Novel β-Ag2MoO4/g-C3N4 heterojunction catalysts with highly enhanced visible-light-driven photocatalytic activity

Abstract

The kernel of photocatalysis research is the development of catalysts with remarkable photocatalytic activity. g-C₃N₄ has attracted much interest as a new and promising photocatalyst, but further modification and improvement of g-C₃N₄ is urgently needed. Herein, we report a novel β-Ag₂MoO₄/g-C₃N₄ heterojunction system with highly enhanced visible-light-driven photocatalytic activity. β-Ag₂MoO₄ nanoparticles were in situ loaded onto thin g-C₃N₄ nanosheets to make these heterojunction photocatalysts.
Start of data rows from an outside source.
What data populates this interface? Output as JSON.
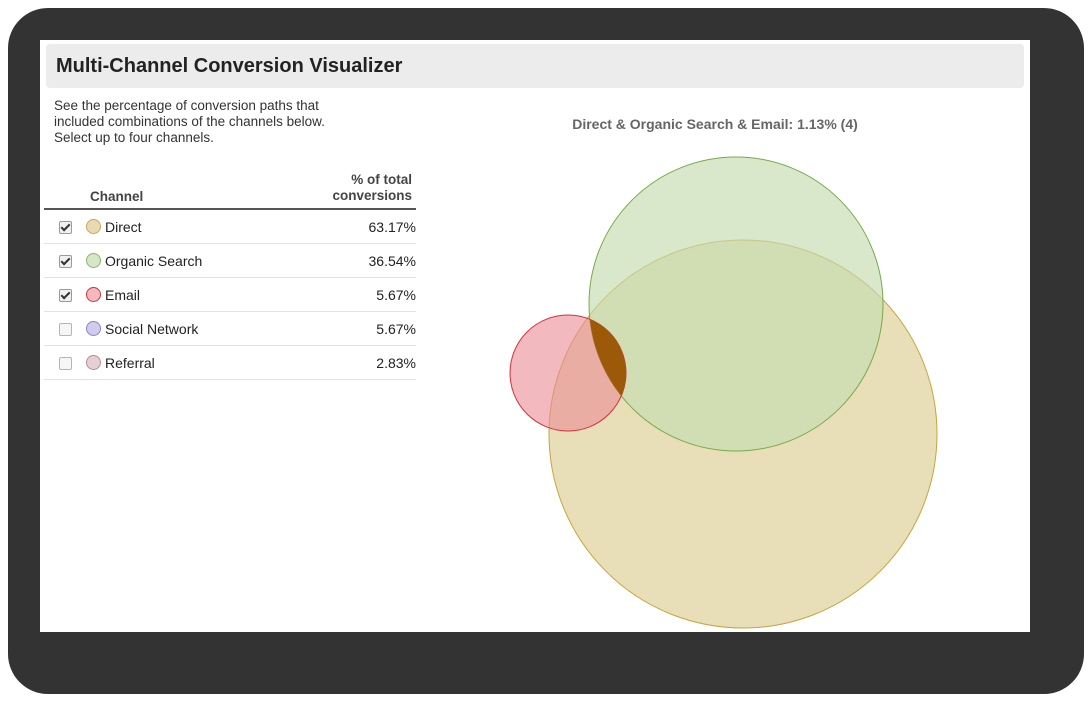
{
  "header": {
    "title": "Multi-Channel Conversion Visualizer"
  },
  "description": {
    "lines": [
      "See the percentage of conversion paths that",
      "included combinations of the channels below.",
      "Select up to four channels."
    ]
  },
  "table": {
    "col_channel": "Channel",
    "col_pct_line1": "% of total",
    "col_pct_line2": "conversions",
    "rows": [
      {
        "label": "Direct",
        "pct": "63.17%",
        "checked": true,
        "color": "#e8dab2",
        "border": "#c7a85a"
      },
      {
        "label": "Organic Search",
        "pct": "36.54%",
        "checked": true,
        "color": "#d6e6c8",
        "border": "#8cb36a"
      },
      {
        "label": "Email",
        "pct": "5.67%",
        "checked": true,
        "color": "#f2b9be",
        "border": "#d6303a"
      },
      {
        "label": "Social Network",
        "pct": "5.67%",
        "checked": false,
        "color": "#d2cbee",
        "border": "#8f80c9"
      },
      {
        "label": "Referral",
        "pct": "2.83%",
        "checked": false,
        "color": "#e6cfd2",
        "border": "#b58d92"
      }
    ]
  },
  "chart": {
    "title": "Direct & Organic Search & Email: 1.13% (4)",
    "colors": {
      "direct_fill": "#e8dfb9",
      "direct_stroke": "#c9a43a",
      "organic_fill": "#c5dcae",
      "organic_stroke": "#7aa94a",
      "email_fill": "#e98c95",
      "email_stroke": "#d6303a",
      "intersection_fill": "#9c5a08"
    }
  }
}
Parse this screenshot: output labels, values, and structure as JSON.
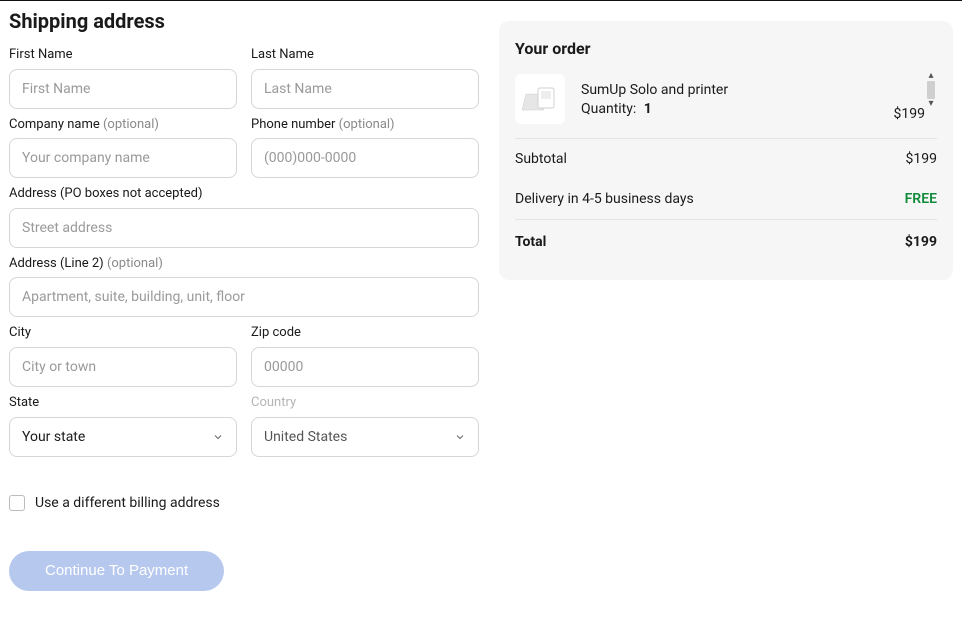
{
  "page": {
    "title": "Shipping address"
  },
  "form": {
    "first_name": {
      "label": "First Name",
      "placeholder": "First Name",
      "value": ""
    },
    "last_name": {
      "label": "Last Name",
      "placeholder": "Last Name",
      "value": ""
    },
    "company": {
      "label": "Company name ",
      "optional": "(optional)",
      "placeholder": "Your company name",
      "value": ""
    },
    "phone": {
      "label": "Phone number ",
      "optional": "(optional)",
      "placeholder": "(000)000-0000",
      "value": ""
    },
    "address": {
      "label": "Address (PO boxes not accepted)",
      "placeholder": "Street address",
      "value": ""
    },
    "address2": {
      "label": "Address (Line 2) ",
      "optional": "(optional)",
      "placeholder": "Apartment, suite, building, unit, floor",
      "value": ""
    },
    "city": {
      "label": "City",
      "placeholder": "City or town",
      "value": ""
    },
    "zip": {
      "label": "Zip code",
      "placeholder": "00000",
      "value": ""
    },
    "state": {
      "label": "State",
      "selected": "Your state"
    },
    "country": {
      "label": "Country",
      "selected": "United States"
    }
  },
  "billing": {
    "label": "Use a different billing address"
  },
  "buttons": {
    "continue": "Continue To Payment"
  },
  "order": {
    "title": "Your order",
    "item": {
      "name": "SumUp Solo and printer",
      "qty_label": "Quantity:",
      "qty": "1",
      "price": "$199"
    },
    "subtotal_label": "Subtotal",
    "subtotal_value": "$199",
    "delivery_label": "Delivery in 4-5 business days",
    "delivery_value": "FREE",
    "total_label": "Total",
    "total_value": "$199"
  }
}
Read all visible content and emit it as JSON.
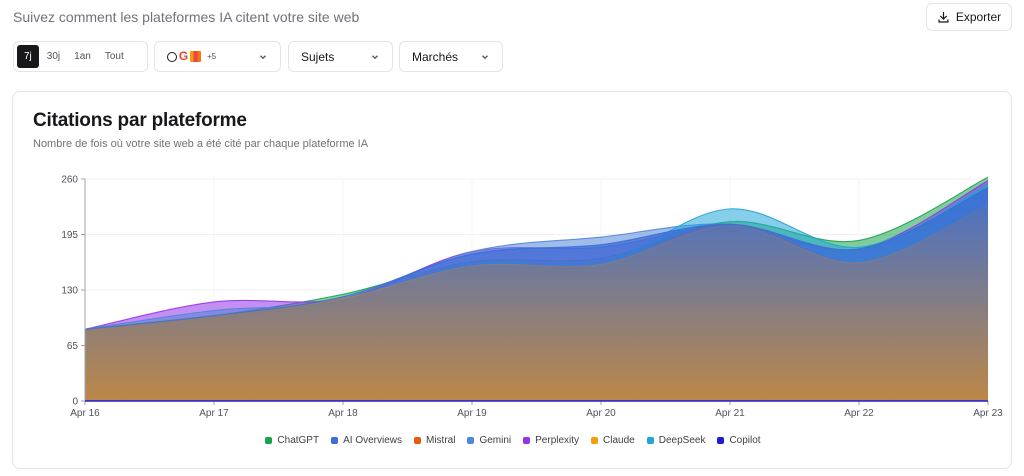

The photocatalytic activities of these heterojunctions and the relevant samples were investigated by degrading Rhodamine B (RhB), methylene blue (MB), and methyl orange (MO) under visible light irradiation (λ > 400 nm). β-Ag₂MoO₄/g-C₃N₄ heterojunctions were found to be much more active than pristine β-Ag₂MoO₄, g-C₃N₄, or a mechanical mixture of both in the degradation of organic pollutants. The optimal catalyst had a β-Ag₂MoO₄/g-C₃N₄ mass ratio of 37.5%. Through relevant characterization, the upgraded photocatalytic activities of the β-Ag₂MoO₄/g-C₃N₄ heterojunctions were mainly attributed to the efficient separation of photogenerated charge carries. Superoxide radical anions (˙O₂⁻) and photogenerated holes (h⁺) were found to be the main active species.